Corbin and her family emigrated from France to Canada in 1911. After landing in Newfoundland, the family made their way to a farm near Edmonton, Alberta.

In high school, she joined the Young Communist League of Canada. Later, she was a member of the Workers' Defense League. An active member of the Communist Party of Canada, she is considered a "Party heroine" of the CPC.

She died at the age of 38 due to tuberculosis.

== ‌Biography ==
Jeanne Corbin was born in the village of Cellettes, Loir-et-Cher, in France, in 1906, into a family of small winegrowers and day laborers. Her parents were Jean-Baptiste Corbin and Henriette Marguerite Louise Valpré. At the age of five she immigrated to Canada with her parents. Corbin family settled in Lindbrook, on 160 acres of land that was granted to them, near the village of Tofield, northeast of Edmonton, Alberta.

In order to continue her high school studies, she had to leave her village to settle in the city of Edmonton. During her studies at the Victoria School, Jeanne Corbin worked within the Young Pioneers organization bringing together the children of trade unionist parents and members of the Communist Party. It was around the same time that she met Becky Buhay, a member of the party's Central Committee. She first attended the Communist Youth League, then joined the Communist Party around the age of 18.On November 29, 1925, while Jeanne Corbin met young pioneers, the director of the Royal Canadian Mounted Police (RCMP), Joseph Ritchie, noticed her and opened a file in her name which would follow her throughout her life. He then describes her as a “dangerous communist agitator”.
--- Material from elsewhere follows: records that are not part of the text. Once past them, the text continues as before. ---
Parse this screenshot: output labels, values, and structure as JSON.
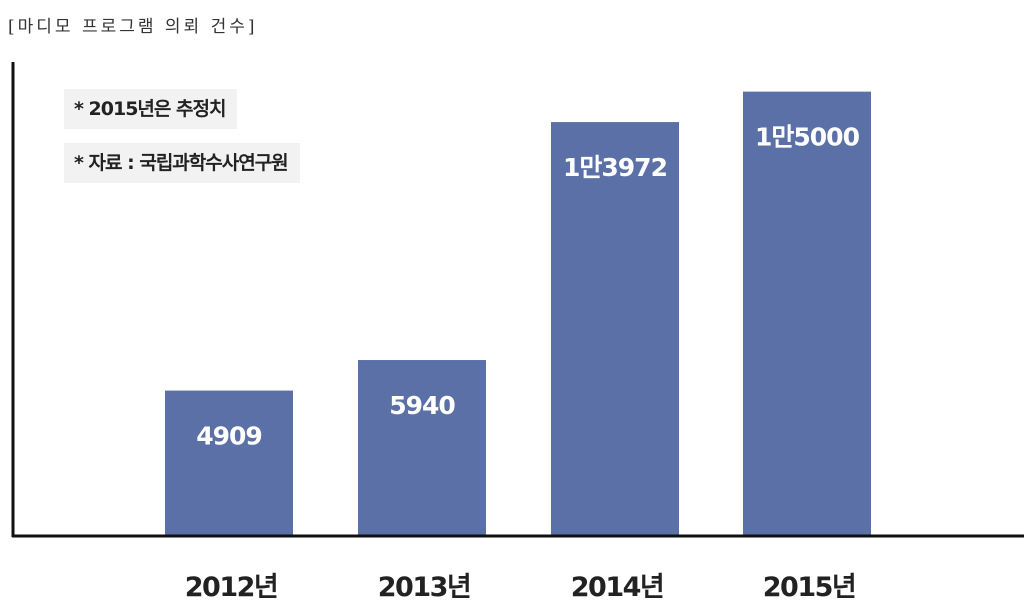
{
  "chart_data": {
    "type": "bar",
    "title": "[마디모 프로그램 의뢰 건수]",
    "categories": [
      "2012년",
      "2013년",
      "2014년",
      "2015년"
    ],
    "values": [
      4909,
      5940,
      13972,
      15000
    ],
    "data_labels": [
      "4909",
      "5940",
      "1만3972",
      "1만5000"
    ],
    "notes": [
      "* 2015년은 추정치",
      "* 자료 : 국립과학수사연구원"
    ],
    "bar_color": "#5b70a6",
    "axis_color": "#111111",
    "ylim": [
      0,
      16000
    ],
    "grid": false,
    "xlabel": "",
    "ylabel": ""
  }
}
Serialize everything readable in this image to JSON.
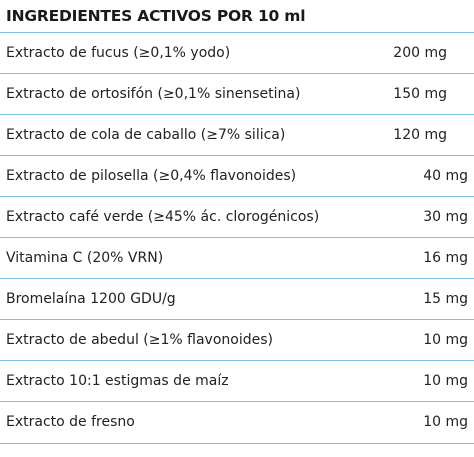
{
  "title": "INGREDIENTES ACTIVOS POR 10 ml",
  "colors": {
    "divider": "#7ec3e6",
    "text": "#222222"
  },
  "rows": [
    {
      "name": "Extracto de fucus (≥0,1% yodo)",
      "amount": "200 mg"
    },
    {
      "name": "Extracto de ortosifón (≥0,1% sinensetina)",
      "amount": "150 mg"
    },
    {
      "name": "Extracto de cola de caballo (≥7% silica)",
      "amount": "120 mg"
    },
    {
      "name": "Extracto de pilosella (≥0,4% flavonoides)",
      "amount": "40 mg"
    },
    {
      "name": "Extracto café verde (≥45% ác. clorogénicos)",
      "amount": "30 mg"
    },
    {
      "name": "Vitamina C (20% VRN)",
      "amount": "16 mg"
    },
    {
      "name": "Bromelaína 1200 GDU/g",
      "amount": "15 mg"
    },
    {
      "name": "Extracto de abedul (≥1% flavonoides)",
      "amount": "10 mg"
    },
    {
      "name": "Extracto 10:1 estigmas de maíz",
      "amount": "10 mg"
    },
    {
      "name": "Extracto de fresno",
      "amount": "10 mg"
    }
  ]
}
== Illness and end of life ==
In September 1939, she felt sick and consulted a doctor but nothing serious was found. In November 1942, her health deteriorated. Doctors discovered that she was suffering from tuberculosis and that both of her lungs were affected.

She was then hospitalized at the Queen Alexandra Sanatorium in London, Ontario. She died on May 7, 1944 after 18 months of fighting the disease.

She is buried at Park Lawn Cemetery in Toronto, People who attended her funeral, included Tim Buck and Annie Buller. Today, only a number engraved on a small stone indicates the location of her tomb.